A woman is walking through the park when she sees a beautiful man sitting on a park bench.
He’s reading a book and eating some fruit out of a Tupperware container. Slowly, the woman gathers the courage to go ask the man out.
So, she walks over and takes a seat next to him on the bench, turns to him and says, “Sorry to bother you. I know this may be a little forward, but I would love to grab coffee with you sometime.”
Flattered, the man responds, “Sure… but what makes you so certain you and I would get along so well?”
“Well,” the woman says, “A couple of things, actually. I noticed you were wearing an Iron Maiden t-shirt. Iron Maiden is my all-time favorite band. When they went on their reunion tour in 1999, my parents took me to see them in Cleveland. I was 12 years old, and it was the first concert I ever went to. I absolutely love Iron Maiden. ”
The man can’t believe it. “I saw them play Cleveland in ’99! First concert I ever went to on my own. My best friend Jimmy Spitz and I told our parents we were sleeping at each other’s houses, snuck out, took a bus into the city, and saw them play at the Plain Dealer Pavilion!” Naturally, they’re both shocked.

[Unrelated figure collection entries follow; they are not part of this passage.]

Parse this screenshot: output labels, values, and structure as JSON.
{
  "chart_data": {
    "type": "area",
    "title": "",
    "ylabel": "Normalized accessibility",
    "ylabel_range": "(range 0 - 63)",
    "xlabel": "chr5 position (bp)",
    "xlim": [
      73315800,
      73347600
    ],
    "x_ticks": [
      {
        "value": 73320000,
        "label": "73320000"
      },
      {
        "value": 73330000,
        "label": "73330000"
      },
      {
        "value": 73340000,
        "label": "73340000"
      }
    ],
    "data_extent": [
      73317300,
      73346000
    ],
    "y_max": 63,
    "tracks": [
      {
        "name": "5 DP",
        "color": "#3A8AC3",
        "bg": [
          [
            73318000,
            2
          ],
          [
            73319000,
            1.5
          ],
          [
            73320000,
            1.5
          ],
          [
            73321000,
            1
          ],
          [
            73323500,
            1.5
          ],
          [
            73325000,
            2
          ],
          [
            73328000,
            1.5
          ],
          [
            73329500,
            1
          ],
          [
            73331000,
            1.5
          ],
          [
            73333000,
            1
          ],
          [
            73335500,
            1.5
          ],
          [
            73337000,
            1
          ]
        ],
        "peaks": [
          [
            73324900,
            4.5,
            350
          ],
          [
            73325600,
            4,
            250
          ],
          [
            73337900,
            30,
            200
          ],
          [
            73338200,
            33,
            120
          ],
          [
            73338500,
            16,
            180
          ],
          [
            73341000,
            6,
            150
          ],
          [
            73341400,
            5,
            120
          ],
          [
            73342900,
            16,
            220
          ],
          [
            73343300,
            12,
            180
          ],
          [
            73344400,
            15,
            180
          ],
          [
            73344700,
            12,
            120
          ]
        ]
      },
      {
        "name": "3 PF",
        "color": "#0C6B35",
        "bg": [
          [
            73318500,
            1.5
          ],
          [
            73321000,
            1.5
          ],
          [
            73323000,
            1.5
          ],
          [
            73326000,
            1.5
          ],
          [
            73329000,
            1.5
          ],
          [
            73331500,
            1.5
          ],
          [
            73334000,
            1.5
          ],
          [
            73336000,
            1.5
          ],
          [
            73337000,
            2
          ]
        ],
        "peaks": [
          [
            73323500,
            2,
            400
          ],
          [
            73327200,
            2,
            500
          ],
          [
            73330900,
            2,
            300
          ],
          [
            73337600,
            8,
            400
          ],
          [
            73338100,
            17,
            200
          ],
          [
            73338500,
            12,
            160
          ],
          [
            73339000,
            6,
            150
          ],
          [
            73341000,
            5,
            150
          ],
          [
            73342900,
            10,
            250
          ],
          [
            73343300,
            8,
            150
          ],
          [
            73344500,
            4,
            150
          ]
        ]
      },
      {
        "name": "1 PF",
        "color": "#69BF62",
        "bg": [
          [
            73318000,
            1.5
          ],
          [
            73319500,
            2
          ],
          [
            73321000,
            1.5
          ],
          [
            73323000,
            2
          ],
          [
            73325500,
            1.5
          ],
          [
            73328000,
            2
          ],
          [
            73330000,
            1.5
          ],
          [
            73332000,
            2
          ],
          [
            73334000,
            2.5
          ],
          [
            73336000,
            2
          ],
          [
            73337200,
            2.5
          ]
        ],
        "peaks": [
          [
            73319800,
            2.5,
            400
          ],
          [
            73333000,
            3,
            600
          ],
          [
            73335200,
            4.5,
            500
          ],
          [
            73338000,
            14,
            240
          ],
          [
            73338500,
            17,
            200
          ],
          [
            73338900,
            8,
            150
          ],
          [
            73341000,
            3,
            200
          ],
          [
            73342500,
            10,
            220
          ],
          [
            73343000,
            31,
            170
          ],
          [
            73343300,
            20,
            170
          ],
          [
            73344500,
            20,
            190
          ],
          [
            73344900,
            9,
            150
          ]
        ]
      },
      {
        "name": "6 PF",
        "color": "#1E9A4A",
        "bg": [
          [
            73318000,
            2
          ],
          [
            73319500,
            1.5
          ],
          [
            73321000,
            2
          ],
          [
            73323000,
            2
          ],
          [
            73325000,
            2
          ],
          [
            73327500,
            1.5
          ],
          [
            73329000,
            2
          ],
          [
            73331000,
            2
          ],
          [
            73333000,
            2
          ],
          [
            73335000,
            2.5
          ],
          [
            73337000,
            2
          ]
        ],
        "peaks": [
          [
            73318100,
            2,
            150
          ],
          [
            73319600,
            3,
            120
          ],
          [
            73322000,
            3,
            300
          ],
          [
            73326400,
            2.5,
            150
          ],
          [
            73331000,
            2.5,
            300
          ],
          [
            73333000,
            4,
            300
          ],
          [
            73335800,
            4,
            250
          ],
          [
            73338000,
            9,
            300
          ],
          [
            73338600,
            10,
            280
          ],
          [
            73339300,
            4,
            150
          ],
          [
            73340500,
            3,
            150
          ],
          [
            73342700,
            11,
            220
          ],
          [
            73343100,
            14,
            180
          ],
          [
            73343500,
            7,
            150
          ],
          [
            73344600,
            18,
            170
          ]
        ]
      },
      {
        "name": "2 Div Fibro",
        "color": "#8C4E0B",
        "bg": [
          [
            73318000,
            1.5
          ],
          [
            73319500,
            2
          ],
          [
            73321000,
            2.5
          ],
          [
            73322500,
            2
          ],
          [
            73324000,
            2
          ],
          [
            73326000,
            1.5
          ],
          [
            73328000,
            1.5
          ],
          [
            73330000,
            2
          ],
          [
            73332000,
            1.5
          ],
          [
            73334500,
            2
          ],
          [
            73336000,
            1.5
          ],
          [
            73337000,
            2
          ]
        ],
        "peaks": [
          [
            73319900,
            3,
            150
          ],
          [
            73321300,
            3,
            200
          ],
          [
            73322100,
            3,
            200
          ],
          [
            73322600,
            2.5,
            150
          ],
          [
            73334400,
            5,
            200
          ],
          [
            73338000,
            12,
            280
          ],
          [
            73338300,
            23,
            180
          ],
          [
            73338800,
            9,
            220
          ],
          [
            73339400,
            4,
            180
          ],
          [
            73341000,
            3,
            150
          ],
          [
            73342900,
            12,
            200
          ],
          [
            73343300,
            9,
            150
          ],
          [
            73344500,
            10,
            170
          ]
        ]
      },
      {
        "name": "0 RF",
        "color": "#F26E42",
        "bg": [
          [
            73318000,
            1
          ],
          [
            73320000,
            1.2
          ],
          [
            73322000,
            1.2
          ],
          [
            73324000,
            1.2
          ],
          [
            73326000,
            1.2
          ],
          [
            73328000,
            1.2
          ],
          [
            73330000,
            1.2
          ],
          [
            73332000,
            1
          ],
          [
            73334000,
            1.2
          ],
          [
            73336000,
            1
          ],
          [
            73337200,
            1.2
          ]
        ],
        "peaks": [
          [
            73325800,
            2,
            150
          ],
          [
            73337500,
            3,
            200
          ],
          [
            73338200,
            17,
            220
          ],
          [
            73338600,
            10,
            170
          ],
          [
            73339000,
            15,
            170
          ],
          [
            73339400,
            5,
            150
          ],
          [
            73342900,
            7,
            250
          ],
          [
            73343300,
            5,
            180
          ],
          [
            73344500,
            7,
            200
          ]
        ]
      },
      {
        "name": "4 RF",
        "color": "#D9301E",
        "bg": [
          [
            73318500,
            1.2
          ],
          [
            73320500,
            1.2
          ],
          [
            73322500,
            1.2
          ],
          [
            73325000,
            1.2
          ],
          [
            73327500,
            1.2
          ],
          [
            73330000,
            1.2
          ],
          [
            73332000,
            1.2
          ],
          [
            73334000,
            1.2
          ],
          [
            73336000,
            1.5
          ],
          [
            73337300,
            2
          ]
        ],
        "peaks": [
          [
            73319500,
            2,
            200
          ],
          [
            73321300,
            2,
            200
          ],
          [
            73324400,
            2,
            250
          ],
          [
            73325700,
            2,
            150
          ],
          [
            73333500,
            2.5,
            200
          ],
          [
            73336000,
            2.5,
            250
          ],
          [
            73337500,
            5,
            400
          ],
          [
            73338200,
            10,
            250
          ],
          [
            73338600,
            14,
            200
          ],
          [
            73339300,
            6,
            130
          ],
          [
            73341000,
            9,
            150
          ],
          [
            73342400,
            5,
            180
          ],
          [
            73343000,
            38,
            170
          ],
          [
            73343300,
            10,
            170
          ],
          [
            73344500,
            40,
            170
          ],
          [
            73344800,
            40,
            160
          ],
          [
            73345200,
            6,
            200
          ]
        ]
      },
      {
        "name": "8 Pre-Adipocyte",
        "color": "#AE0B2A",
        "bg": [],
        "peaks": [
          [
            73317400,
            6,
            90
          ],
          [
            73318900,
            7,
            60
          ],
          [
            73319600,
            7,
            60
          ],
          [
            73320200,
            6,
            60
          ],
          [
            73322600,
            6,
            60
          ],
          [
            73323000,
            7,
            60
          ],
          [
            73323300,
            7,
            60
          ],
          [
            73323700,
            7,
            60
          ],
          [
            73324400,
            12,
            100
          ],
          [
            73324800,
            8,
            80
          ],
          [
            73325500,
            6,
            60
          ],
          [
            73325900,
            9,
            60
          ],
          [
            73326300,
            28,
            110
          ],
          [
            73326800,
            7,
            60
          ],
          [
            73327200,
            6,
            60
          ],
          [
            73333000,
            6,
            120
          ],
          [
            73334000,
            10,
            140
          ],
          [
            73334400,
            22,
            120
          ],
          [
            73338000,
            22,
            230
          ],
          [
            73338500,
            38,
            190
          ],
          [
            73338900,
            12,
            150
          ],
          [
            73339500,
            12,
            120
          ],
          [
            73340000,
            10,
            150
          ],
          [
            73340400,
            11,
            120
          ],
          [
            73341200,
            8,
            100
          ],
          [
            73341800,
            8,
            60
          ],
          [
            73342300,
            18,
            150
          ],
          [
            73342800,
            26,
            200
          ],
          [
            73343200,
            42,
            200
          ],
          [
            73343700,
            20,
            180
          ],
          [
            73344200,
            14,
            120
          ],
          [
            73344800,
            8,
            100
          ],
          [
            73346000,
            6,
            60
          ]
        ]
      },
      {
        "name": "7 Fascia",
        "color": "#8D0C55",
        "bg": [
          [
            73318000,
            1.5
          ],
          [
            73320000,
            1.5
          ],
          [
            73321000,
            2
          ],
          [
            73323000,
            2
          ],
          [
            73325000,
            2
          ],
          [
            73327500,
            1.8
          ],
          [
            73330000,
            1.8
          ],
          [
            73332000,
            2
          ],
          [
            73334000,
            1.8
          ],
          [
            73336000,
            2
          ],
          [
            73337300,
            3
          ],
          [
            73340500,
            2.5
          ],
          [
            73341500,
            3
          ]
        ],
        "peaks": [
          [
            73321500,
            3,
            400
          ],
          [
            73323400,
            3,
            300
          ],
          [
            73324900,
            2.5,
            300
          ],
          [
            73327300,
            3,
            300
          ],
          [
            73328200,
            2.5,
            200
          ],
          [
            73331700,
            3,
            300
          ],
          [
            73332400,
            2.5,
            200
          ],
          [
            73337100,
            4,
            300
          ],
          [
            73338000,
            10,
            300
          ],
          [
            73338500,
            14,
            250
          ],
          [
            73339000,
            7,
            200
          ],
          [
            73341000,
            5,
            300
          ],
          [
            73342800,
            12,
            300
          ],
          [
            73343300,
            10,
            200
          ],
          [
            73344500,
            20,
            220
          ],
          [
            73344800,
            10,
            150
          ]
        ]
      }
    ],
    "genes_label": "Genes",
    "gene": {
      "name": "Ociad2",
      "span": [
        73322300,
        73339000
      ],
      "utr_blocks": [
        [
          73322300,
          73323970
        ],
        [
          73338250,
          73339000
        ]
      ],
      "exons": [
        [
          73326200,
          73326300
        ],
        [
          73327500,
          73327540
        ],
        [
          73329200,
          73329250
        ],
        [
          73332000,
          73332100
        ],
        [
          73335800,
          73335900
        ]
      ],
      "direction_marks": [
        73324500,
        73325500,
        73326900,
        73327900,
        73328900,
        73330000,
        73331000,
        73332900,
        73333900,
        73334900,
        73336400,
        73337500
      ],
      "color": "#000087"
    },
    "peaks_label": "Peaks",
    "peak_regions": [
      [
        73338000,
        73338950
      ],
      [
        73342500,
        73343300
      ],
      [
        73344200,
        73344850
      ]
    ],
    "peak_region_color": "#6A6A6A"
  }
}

“If that isn’t weird enough,” says the woman, “I noticed you’re reading Mark Twain. I was a communications major in university, and I actually wrote my thesis on Mark Twain, how he used satire as a lens to comment on current events of the time, comparing him to satirical news sources of today. He’s my favorite author.”
Now the man is really taken aback, “Get out of here. I was an English major in university! I specialized in 19th-century American literature. This is like my fourth or fifth time reading Tom Sawyer. I absolutely love Mark Twain.” They both can’t believe it; this has got to be a match made in heaven.
“Ok,” the woman says, “well, buckle up because here’s the icing on the cake. I noticed you’re eating a prune. Prunes are my absolute favorite fruit. When I was a kid, my grandfather lived on a farm and grew them. They’re my favorite fruit! I love prunes, you’re eating a prune; this has got to be fate. What do you say?”
The man puts down his fruit and responds, “It’s a date.”

The teacher asks the class: Where do apples grow?
Smart Samantha answers: On apple trees.
The teacher asks the class: Where do pears grow?
Clever Curtis answers: On pear trees.
The teacher asks the class: Where do dates grow?
The class is silent.
Little Johnny raises his hand and says: On calendars?